Intracranial Efficacy Outcomes With Neratinib + T-DM1 in HER2-Positive MBC and Brain Metastases (TBCRC 022)
I also would like to briefly mention new data from the TBCRC 022 study, which evaluated the combination of T-DM1 with neratinib specifically for patients with HER2-positive MBC with brain metastases.56 Full-dose T-DM1 was combined with neratinib 160 mg orally once daily in 3 different cohorts: cohort 4A, which consisted of patients with untreated brain metastases; cohort 4B, which included patients with progressive brain metastases but no prior T-DM1; and cohort 4C, which consisted of patients with progressive brain metastases and prior T-DM1. The primary endpoint was response per the Response Assessment in Neuro-Oncology Criteria.
TBCRC 022: CNS Response
Central nervous system (CNS) responses were quite encouraging. In this table, you can see comparable response rates in the brain of approximately 30% for all 3 cohorts evaluating T-DXd/neratinib.56 If we add in stable disease lasting ≥6 months, the CBR rate was 50% in patients with untreated disease and approximately 33% in patients who had prior brain irradiation with or without prior T-DM1. This regimen is a nice option for patients.

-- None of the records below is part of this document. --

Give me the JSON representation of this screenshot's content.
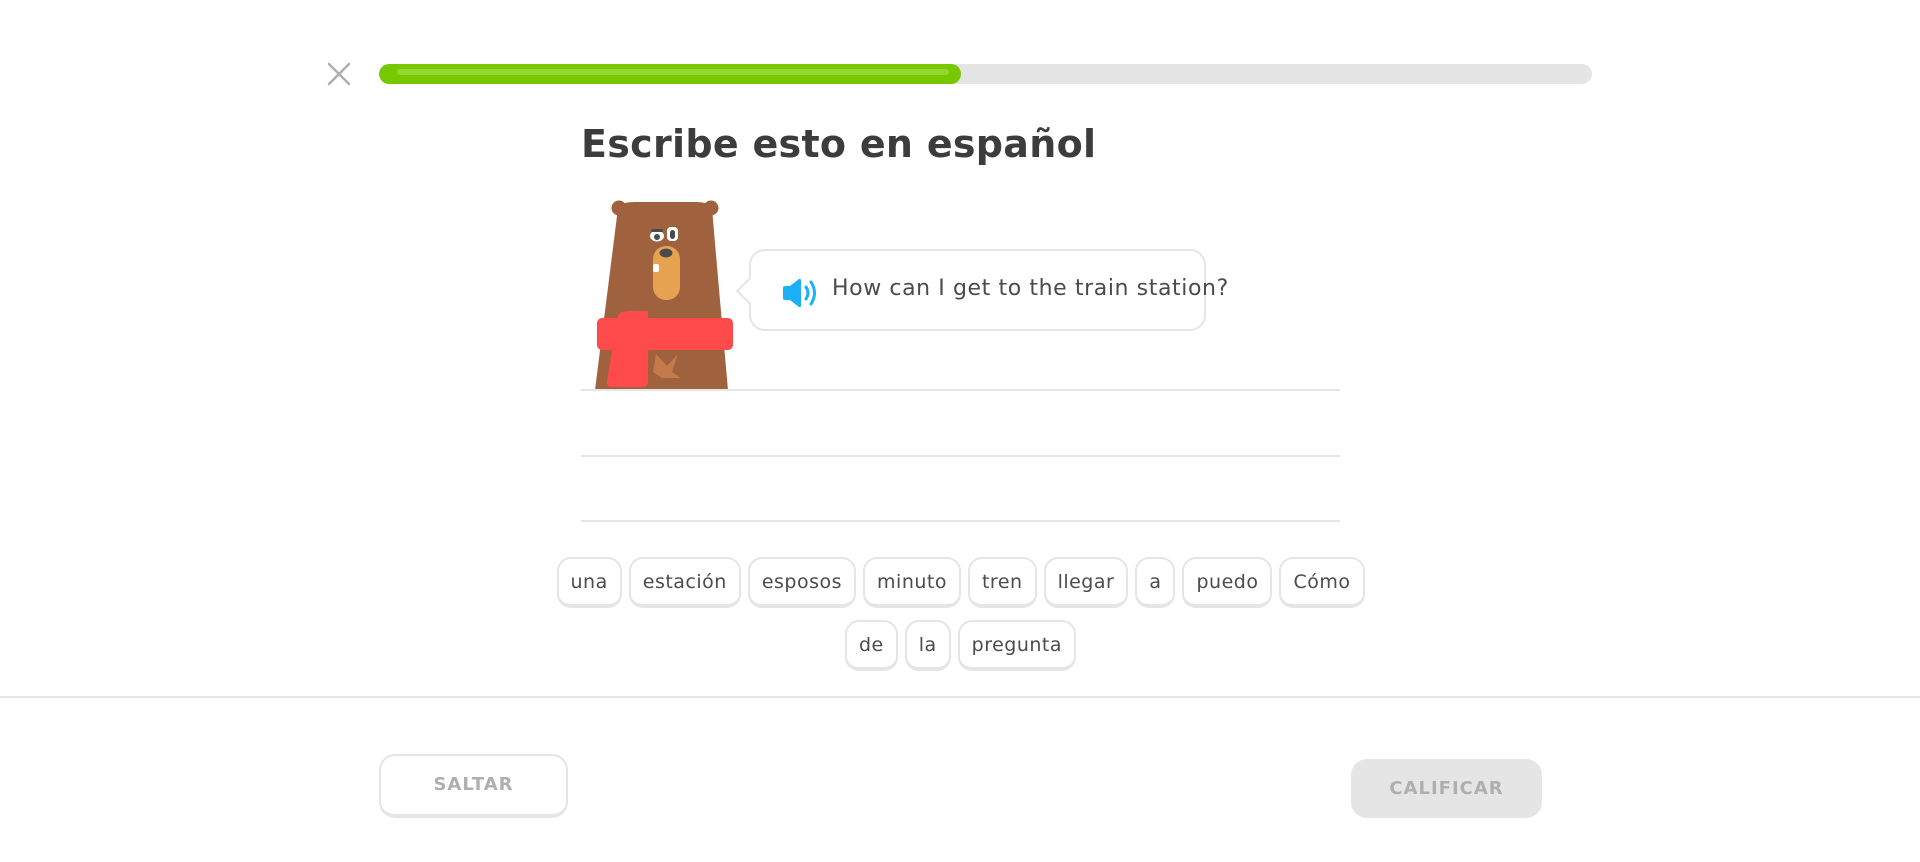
{
  "header": {
    "close_icon": "close-icon",
    "progress_fraction": 0.48,
    "colors": {
      "progress_fill": "#78c800",
      "progress_track": "#e5e5e5"
    }
  },
  "exercise": {
    "title": "Escribe esto en español",
    "character": "bear-with-red-scarf",
    "prompt": {
      "speaker_icon": "speaker-icon",
      "text": "How can I get to the train station?"
    }
  },
  "word_bank": {
    "rows": [
      [
        "una",
        "estación",
        "esposos",
        "minuto",
        "tren",
        "llegar",
        "a",
        "puedo",
        "Cómo"
      ],
      [
        "de",
        "la",
        "pregunta"
      ]
    ]
  },
  "footer": {
    "skip_label": "SALTAR",
    "check_label": "CALIFICAR"
  }
}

TBCRC 022: Change From Baseline in CNS Response and 12-Month OS Rates
In terms of CNS response rates, you can see the waterfall plots here, which show a pretty impressive level of activity when combining these 2 agents in the metastatic setting.56 The percentage of patients alive at 1 year, shown on the bottom right, was >80% in each cohort.